Step 3: Preparing the leather for stitching

In order to assure that all signatures are sewn at a consistent distance from each other, I created a template. This way, all holes will be exactly where I want them to be positioned on the leather. Also, in the future if I decide to create a leather journal with similar dimensions, I could easily use the same template. Depending on the thickness of the leather, this task can be a little time consuming. I initially made the holes with a stitching awl, and then subsequently widened them with a thicker needle and hammer. Needle nosed pliers were also used to help pull the needle through the holes. Once you are satisfied, the leather can also be softened at this stage. This can be accomplished in many ways. One method is simply to manually flex the leather to give it a more broken in feel. Another way is to use rubbing alcohol on the leather and then add petroleum jelly to penetrate the leather.

Step 4: Staining

This can be accomplished with a variety of different stains and colors. I decided to use a stain from Ecoflow called acorn born. It is important to use an old clean cloth for this step to assure that you rub the stain evenly throughout the leather. If not, the stain will be absorbed more readily in some areas of the leather than others, causing an uneven appearance. This may not be a bad thing, as some of you may opt for this appearance.
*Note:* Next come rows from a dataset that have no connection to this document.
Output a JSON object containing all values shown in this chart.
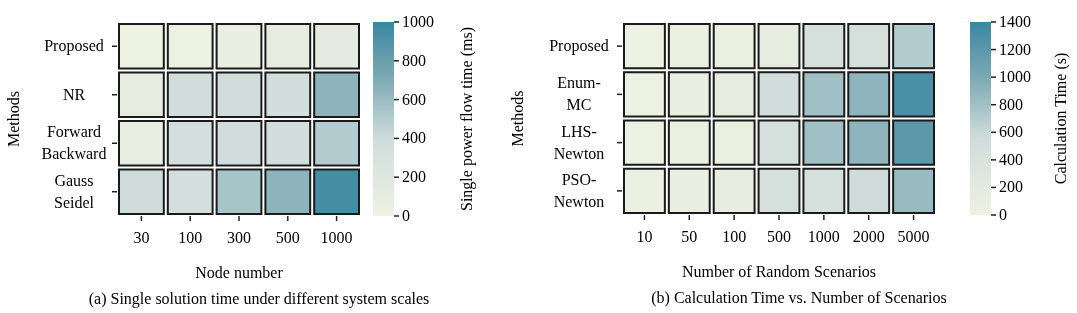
{
  "chart_data": [
    {
      "type": "heatmap",
      "title": "(a) Single solution time under different system scales",
      "xlabel": "Node number",
      "ylabel": "Methods",
      "clabel": "Single power flow time (ms)",
      "categories": [
        "30",
        "100",
        "300",
        "500",
        "1000"
      ],
      "y_categories": [
        "Proposed",
        "NR",
        "Forward Backward",
        "Gauss Seidel"
      ],
      "cells": [
        [
          20,
          20,
          60,
          100,
          120
        ],
        [
          100,
          380,
          380,
          370,
          650
        ],
        [
          80,
          350,
          380,
          360,
          500
        ],
        [
          400,
          350,
          550,
          650,
          950
        ]
      ],
      "clim": [
        0,
        1000
      ],
      "cticks": [
        0,
        200,
        400,
        600,
        800,
        1000
      ]
    },
    {
      "type": "heatmap",
      "title": "(b) Calculation Time vs. Number of Scenarios",
      "xlabel": "Number of Random Scenarios",
      "ylabel": "Methods",
      "clabel": "Calculation Time (s)",
      "categories": [
        "10",
        "50",
        "100",
        "500",
        "1000",
        "2000",
        "5000"
      ],
      "y_categories": [
        "Proposed",
        "Enum-MC",
        "LHS-Newton",
        "PSO-Newton"
      ],
      "cells": [
        [
          30,
          60,
          60,
          150,
          450,
          450,
          700
        ],
        [
          30,
          80,
          150,
          500,
          800,
          900,
          1300
        ],
        [
          30,
          60,
          60,
          450,
          800,
          900,
          1200
        ],
        [
          60,
          80,
          130,
          450,
          450,
          550,
          850
        ]
      ],
      "clim": [
        0,
        1400
      ],
      "cticks": [
        0,
        200,
        400,
        600,
        800,
        1000,
        1200,
        1400
      ]
    }
  ]
}
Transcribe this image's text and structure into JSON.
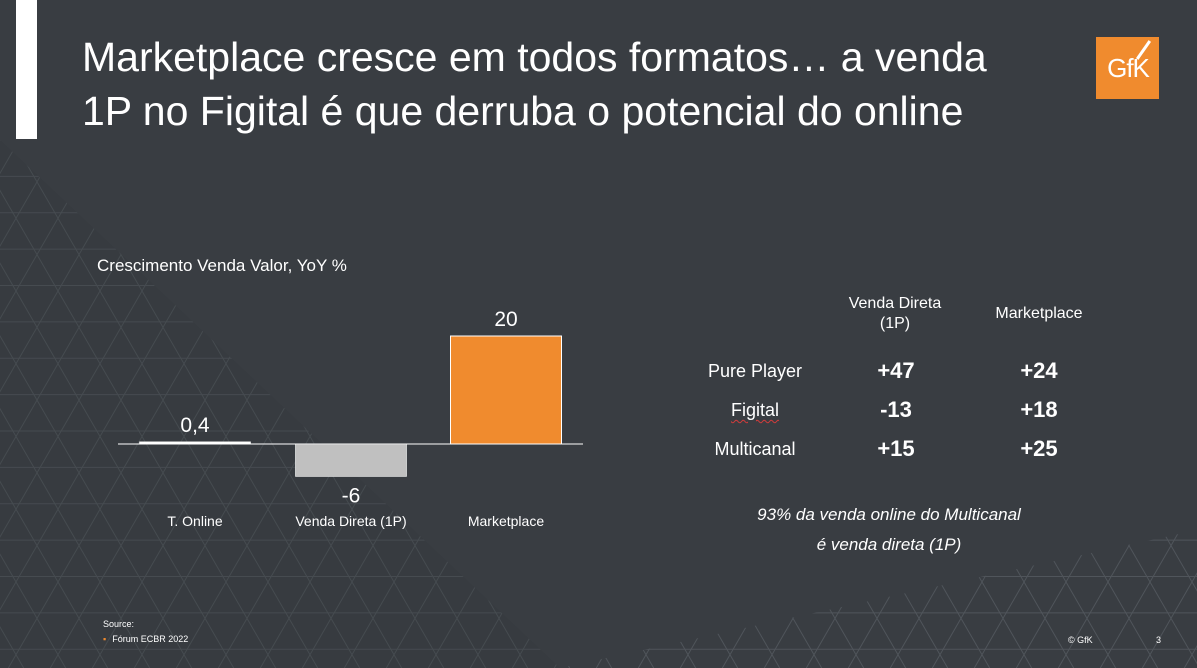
{
  "slide": {
    "title_lines": [
      "Marketplace cresce em todos formatos… a venda",
      "1P no Figital é que derruba o potencial do online"
    ],
    "logo_text": "GfK",
    "page_number": "3",
    "copyright": "© GfK",
    "source_label": "Source:",
    "source_item": "Fórum ECBR 2022"
  },
  "chart_data": {
    "type": "bar",
    "title": "Crescimento Venda Valor, YoY %",
    "categories": [
      "T. Online",
      "Venda Direta (1P)",
      "Marketplace"
    ],
    "values": [
      0.4,
      -6,
      20
    ],
    "value_labels": [
      "0,4",
      "-6",
      "20"
    ],
    "colors": [
      "#ffffff",
      "#c0c0c0",
      "#f08b2e"
    ],
    "xlabel": "",
    "ylabel": "",
    "ylim": [
      -6,
      20
    ],
    "grid": false
  },
  "table": {
    "headers": [
      "Venda Direta (1P)",
      "Marketplace"
    ],
    "header_lines": [
      [
        "Venda Direta",
        "(1P)"
      ],
      [
        "Marketplace"
      ]
    ],
    "rows": [
      {
        "label": "Pure Player",
        "values": [
          "+47",
          "+24"
        ]
      },
      {
        "label": "Figital",
        "values": [
          "-13",
          "+18"
        ]
      },
      {
        "label": "Multicanal",
        "values": [
          "+15",
          "+25"
        ]
      }
    ]
  },
  "note_lines": [
    "93% da venda online do Multicanal",
    "é venda direta (1P)"
  ],
  "colors": {
    "background": "#393d42",
    "accent": "#f08b2e",
    "bar_negative": "#c0c0c0",
    "text": "#ffffff"
  }
}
Step 5. Stitching the signatures

Stitching was completed using a thick waxed thread designed specifically for leather use. This was a lengthy process considering I had 8 signatures to sew in place.

Conclusion:

In the end, I was overall very happy with the journal. It feels sturdy and strong and the acorn brown stain came out looking fantastic. It is an overall quick process and with the proper leather tools can be a very fun project. I encourage any one who has ever wanted one to give it a shot. This will definitely be accompanying me on my field and canoe trips.